Sa voix se brisa dans des sanglots. Fleur de Mousse, en mère de famille respectable, se précipita vers elle et lança un regard concentré de haine et de désapprobation à Croc de Fourmi. Il était timbré, celui là, à insulter sa petite sœur comme ça. La pauvre était anéantie, et avait du se montrer en spectacle devant tout le clan. Nuage de Rose, pour la femelle gris bleu, était un peu comme une fille. C'était une amie très proche de ses filles, alors elle l'aimait beaucoup et la voir comme ça, le pelage poisseux de sang et de larmes, la ravageait.

Nuage de Prêle et Nuage de Prune se hâtèrent à la suite de leur mère et raccompagnèrent leur amie dans la tanière des apprentis. Celle ci pleurait, accrochées au deux femelles qui la recouvraient de mots rassurants.

- Ça va aller, Nuage de Rose, maman va lui régler son compte.

- Tu connais ma mère, il va regretter d'avoir osé te parler comme ça.

Nuage de Rose s'affala dans son nid, séchant ses larmes et imaginant déjà son frère venir s'excuser platement, poussé par la mère de ses compagnes de tanière.

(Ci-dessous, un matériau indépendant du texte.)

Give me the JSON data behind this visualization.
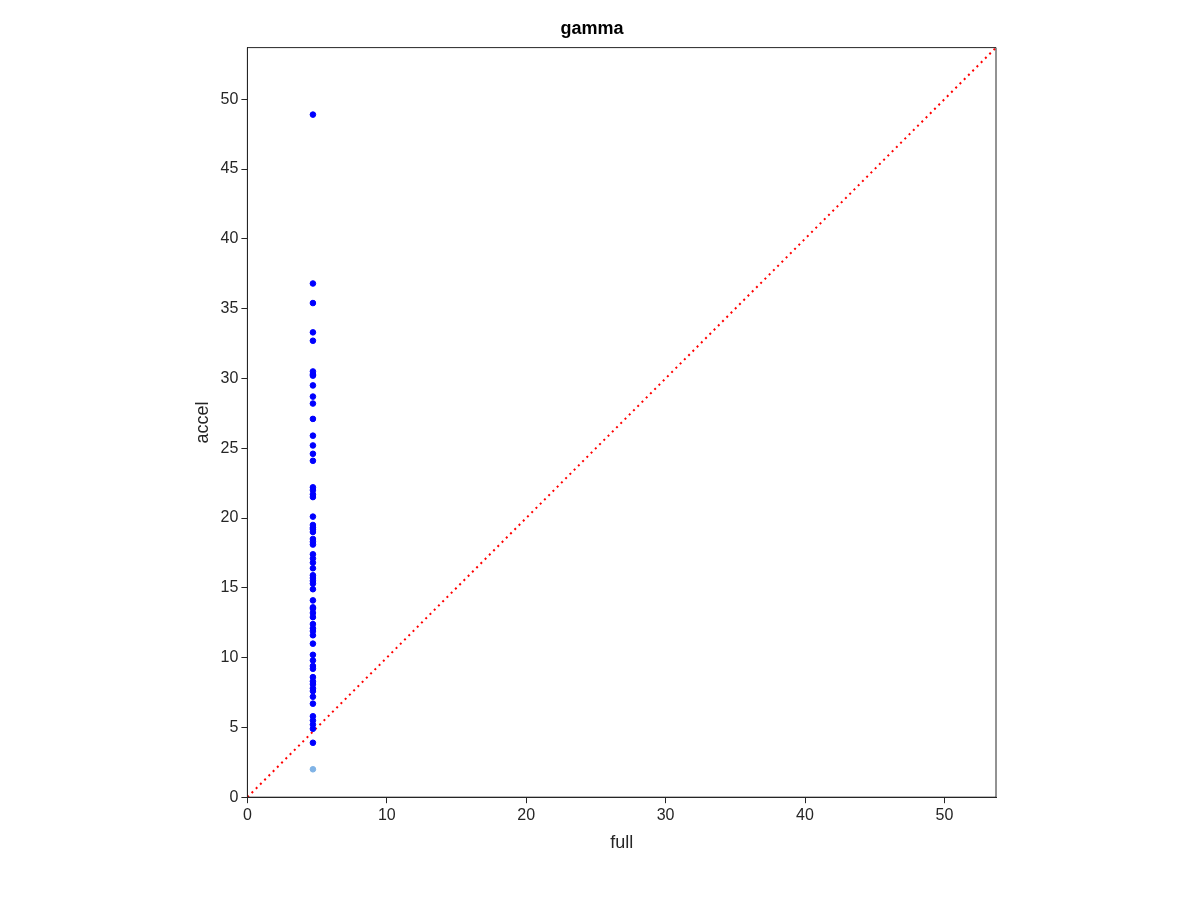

Fleur de Mousse fit face à Croc de Fourmi, attendant une réponse. Tout son esprit vibrait de savoir qu'es ce qu'il pourrait bien dire, ce bon à rien désagréable qui passait son temps à traîner dans le camp en félicitant son voyou de frère. Incapable de se battre, sortant des belles paroles pour s'amputer de toutes responsabilités, riant aux éclats en blaguant gentiment avec les autres. Il était bien gentil, mais c'était pas un adulte, contrairement à ce qu'il affirmait. Il était loin d'être un adulte.

Mais avant qu'il ait pu soumettre une réponse, Nuage Frétillant sortit en courant de la tanière du guérisseur, suivi par Vent d'Illusions qui avait l'air particulièrement agacé. On aurait même pu dire qu'il était vraiment en colère.

Ce jour là, Nuage de Rose ne reçut point d'excuses de la part de son frère.